Despite the difficulties they face in designing costumes for a film, the panelists agreed on the best part of designing — watching a character come alive.
“We saw Gary for the first time in the prosthetic, which was amazing in itself. Then, when he put on the kind of first stage of the costume, and started walking like Churchill and being like Churchill it was just an amazing revelation,” Durran said about Gary Oldman’s Oscar-winning transformation into Churchill. “It was unbelievable. It’s a magical moment.”
Sequiera said he was blown away when Sally Hawkins cried the first time she put on the dress for the dream sequence in “The Shape of Water.” Napier told the audience about watching Saoirse Ronan jump into each costume with the energy and gumption of the young Lady Bird.

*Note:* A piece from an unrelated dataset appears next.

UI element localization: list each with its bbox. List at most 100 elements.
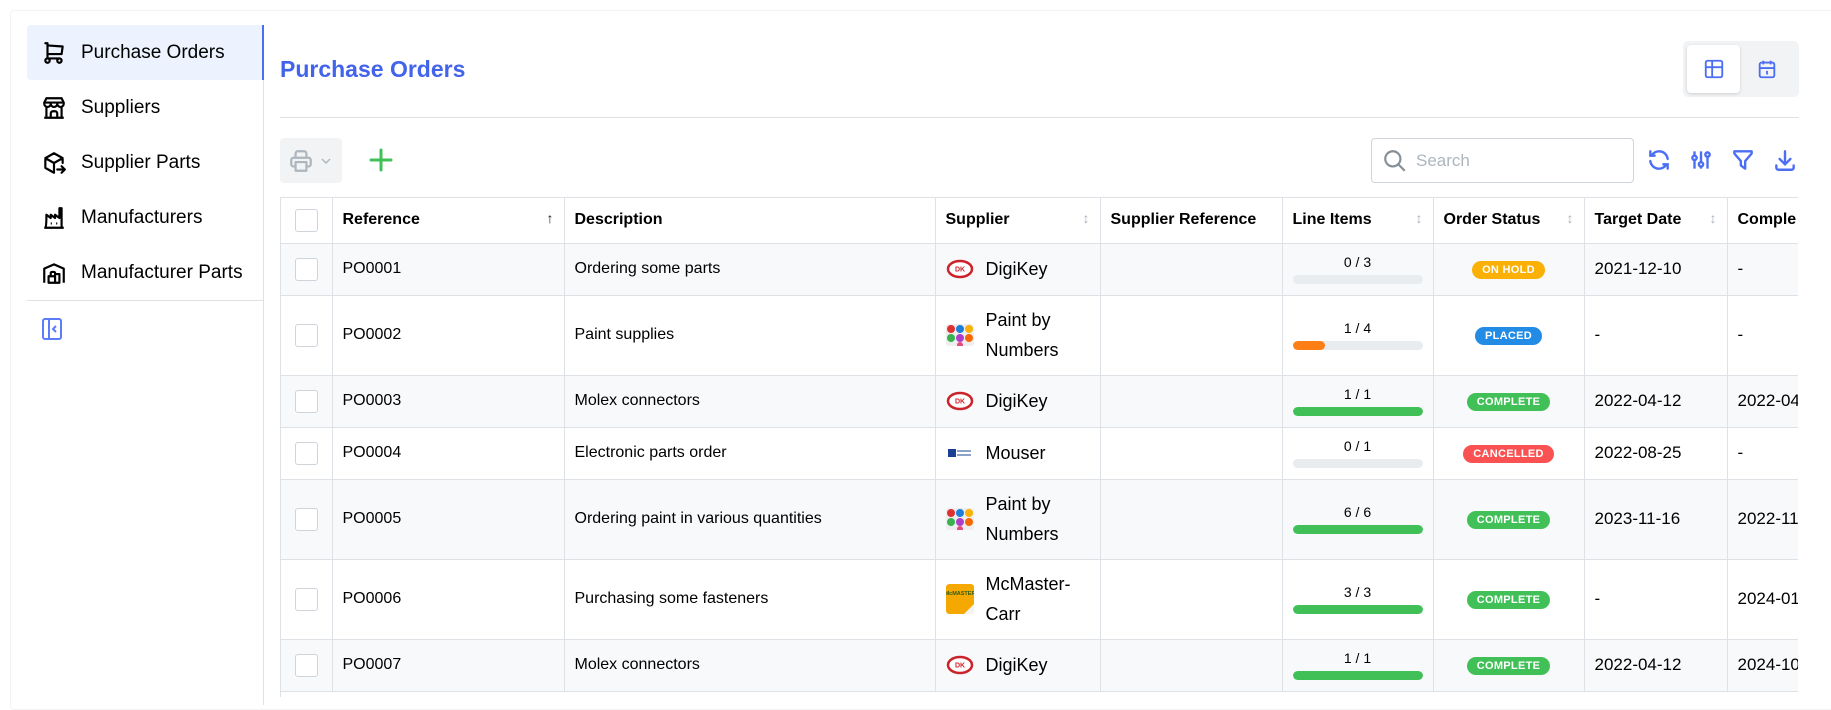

Bridges explained what about a costume makes an actor transform. “My theory is is that they look good but they feel like somebody else.”
Costume designers create one of the most integral parts of any story and do so while fighting for resources, scraping together costuming teams and working right alongside actors in all stages of filming. And they would choose no other job.
“The precious moment when you see a character come alive, and when you have that magical moment when someone hands you this extraordinary gift of an exceptional script, it’s all worth it,” Napier said.